Note: The application computes the bit error probability for bursty errors (understood as the
fraction of bits that have been corrupted) assuming that:

After a burst starts, no other burst may start before the previous burst ends.

For each bit within the burst, the bit error probability is 0.5.
Than, using representative values, it comes:

If the minimum and maximum lengths of a burst is 10 and 30 bits, respectively, than the average
length of a burst is 20 bits (average number of bits impacted by the burst) assuming all burst
lengths are equally probable.

If the probability of a bit is corrupted within a burst is 0.5, than, on average, there are 10 bits
corrupted in a burst.

If the probability of starting a burst in a certain bit is 0.0001 and that burst as 10 bits, on
average, than there is a probability of 0.0001 of having 10 bits corrupted, this means there is a
probability of 0.0001  10 = 0.001 that any bit is corrupted due to a burst of errors.
2.3 Transmit Bits
This bottom implements the error corruption with the selected characteristics on the selected file.

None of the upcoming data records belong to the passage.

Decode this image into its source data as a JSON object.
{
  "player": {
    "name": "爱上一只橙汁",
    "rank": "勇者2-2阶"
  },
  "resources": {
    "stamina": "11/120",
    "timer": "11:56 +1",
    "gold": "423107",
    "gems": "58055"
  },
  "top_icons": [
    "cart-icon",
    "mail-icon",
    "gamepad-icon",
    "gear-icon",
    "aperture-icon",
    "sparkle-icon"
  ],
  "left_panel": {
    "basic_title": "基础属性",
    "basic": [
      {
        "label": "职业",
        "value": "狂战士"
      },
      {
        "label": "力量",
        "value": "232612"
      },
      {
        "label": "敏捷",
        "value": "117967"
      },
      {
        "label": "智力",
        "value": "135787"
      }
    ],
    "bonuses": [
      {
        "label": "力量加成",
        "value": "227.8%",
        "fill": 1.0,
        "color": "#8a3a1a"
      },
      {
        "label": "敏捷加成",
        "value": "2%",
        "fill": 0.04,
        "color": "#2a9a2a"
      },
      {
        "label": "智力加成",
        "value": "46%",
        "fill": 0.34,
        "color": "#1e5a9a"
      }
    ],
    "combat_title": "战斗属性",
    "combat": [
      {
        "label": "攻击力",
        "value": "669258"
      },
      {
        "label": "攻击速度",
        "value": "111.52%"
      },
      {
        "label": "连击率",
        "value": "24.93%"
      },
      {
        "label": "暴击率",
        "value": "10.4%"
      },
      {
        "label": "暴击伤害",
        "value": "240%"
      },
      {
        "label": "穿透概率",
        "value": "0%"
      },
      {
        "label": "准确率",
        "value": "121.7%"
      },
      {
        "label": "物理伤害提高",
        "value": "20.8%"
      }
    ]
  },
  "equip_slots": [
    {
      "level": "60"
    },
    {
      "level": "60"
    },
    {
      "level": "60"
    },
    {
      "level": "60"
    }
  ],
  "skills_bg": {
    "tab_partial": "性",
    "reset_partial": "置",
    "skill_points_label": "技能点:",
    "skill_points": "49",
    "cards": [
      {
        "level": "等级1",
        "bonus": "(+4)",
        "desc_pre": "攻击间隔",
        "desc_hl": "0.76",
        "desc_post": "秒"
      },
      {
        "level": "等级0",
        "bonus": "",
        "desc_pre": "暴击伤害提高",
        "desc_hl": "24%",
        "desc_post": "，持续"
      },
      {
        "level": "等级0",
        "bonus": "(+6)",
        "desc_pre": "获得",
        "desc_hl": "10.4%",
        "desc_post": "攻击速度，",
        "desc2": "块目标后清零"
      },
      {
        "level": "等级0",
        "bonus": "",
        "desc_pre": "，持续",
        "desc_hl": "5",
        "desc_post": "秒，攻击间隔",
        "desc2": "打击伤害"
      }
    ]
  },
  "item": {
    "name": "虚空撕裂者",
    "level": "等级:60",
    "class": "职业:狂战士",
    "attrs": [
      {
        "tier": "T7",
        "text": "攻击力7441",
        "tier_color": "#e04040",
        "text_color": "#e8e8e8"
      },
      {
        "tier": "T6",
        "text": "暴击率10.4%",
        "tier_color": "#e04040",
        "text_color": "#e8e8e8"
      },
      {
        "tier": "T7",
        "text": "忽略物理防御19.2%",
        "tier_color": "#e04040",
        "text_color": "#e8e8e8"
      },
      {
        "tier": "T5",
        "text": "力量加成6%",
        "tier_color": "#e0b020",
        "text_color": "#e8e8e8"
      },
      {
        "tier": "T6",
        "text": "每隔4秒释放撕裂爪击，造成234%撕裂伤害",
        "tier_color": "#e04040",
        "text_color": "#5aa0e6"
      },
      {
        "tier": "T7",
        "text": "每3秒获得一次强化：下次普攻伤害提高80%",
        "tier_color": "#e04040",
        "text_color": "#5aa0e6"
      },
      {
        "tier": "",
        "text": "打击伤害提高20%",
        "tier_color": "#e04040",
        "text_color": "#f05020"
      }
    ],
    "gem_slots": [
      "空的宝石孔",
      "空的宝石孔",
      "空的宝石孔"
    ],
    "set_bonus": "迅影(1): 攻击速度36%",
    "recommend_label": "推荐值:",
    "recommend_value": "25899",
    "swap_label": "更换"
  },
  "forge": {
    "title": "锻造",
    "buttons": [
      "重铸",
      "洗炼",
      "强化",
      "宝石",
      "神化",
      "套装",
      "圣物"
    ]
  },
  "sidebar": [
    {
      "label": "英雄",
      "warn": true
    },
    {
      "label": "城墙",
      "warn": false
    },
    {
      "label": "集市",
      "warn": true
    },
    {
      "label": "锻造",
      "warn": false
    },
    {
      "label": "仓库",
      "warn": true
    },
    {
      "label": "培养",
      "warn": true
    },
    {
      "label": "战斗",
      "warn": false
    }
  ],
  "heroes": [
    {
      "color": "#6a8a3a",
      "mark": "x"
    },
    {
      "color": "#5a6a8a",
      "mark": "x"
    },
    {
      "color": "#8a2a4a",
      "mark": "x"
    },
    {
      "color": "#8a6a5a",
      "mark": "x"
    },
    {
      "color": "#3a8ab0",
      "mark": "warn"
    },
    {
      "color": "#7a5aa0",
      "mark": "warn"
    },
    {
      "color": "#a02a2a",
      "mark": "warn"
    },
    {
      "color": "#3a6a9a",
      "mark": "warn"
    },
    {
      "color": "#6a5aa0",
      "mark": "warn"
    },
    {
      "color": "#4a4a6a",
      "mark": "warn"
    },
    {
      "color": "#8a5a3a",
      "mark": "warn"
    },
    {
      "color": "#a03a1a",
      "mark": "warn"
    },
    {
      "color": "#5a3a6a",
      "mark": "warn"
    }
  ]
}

Before, the user has to define the name of the file where the corrupted bitstream is to be stored. The
application always suggests giving the corrupted bitstream file the same name as the non-corrupted
bitstream file with the addition of a letter in the file extension signaling the type of errors introduced:
“b” for burst errors, “u” for uniform errors and “a” for all, meaning both burst and uniform errors.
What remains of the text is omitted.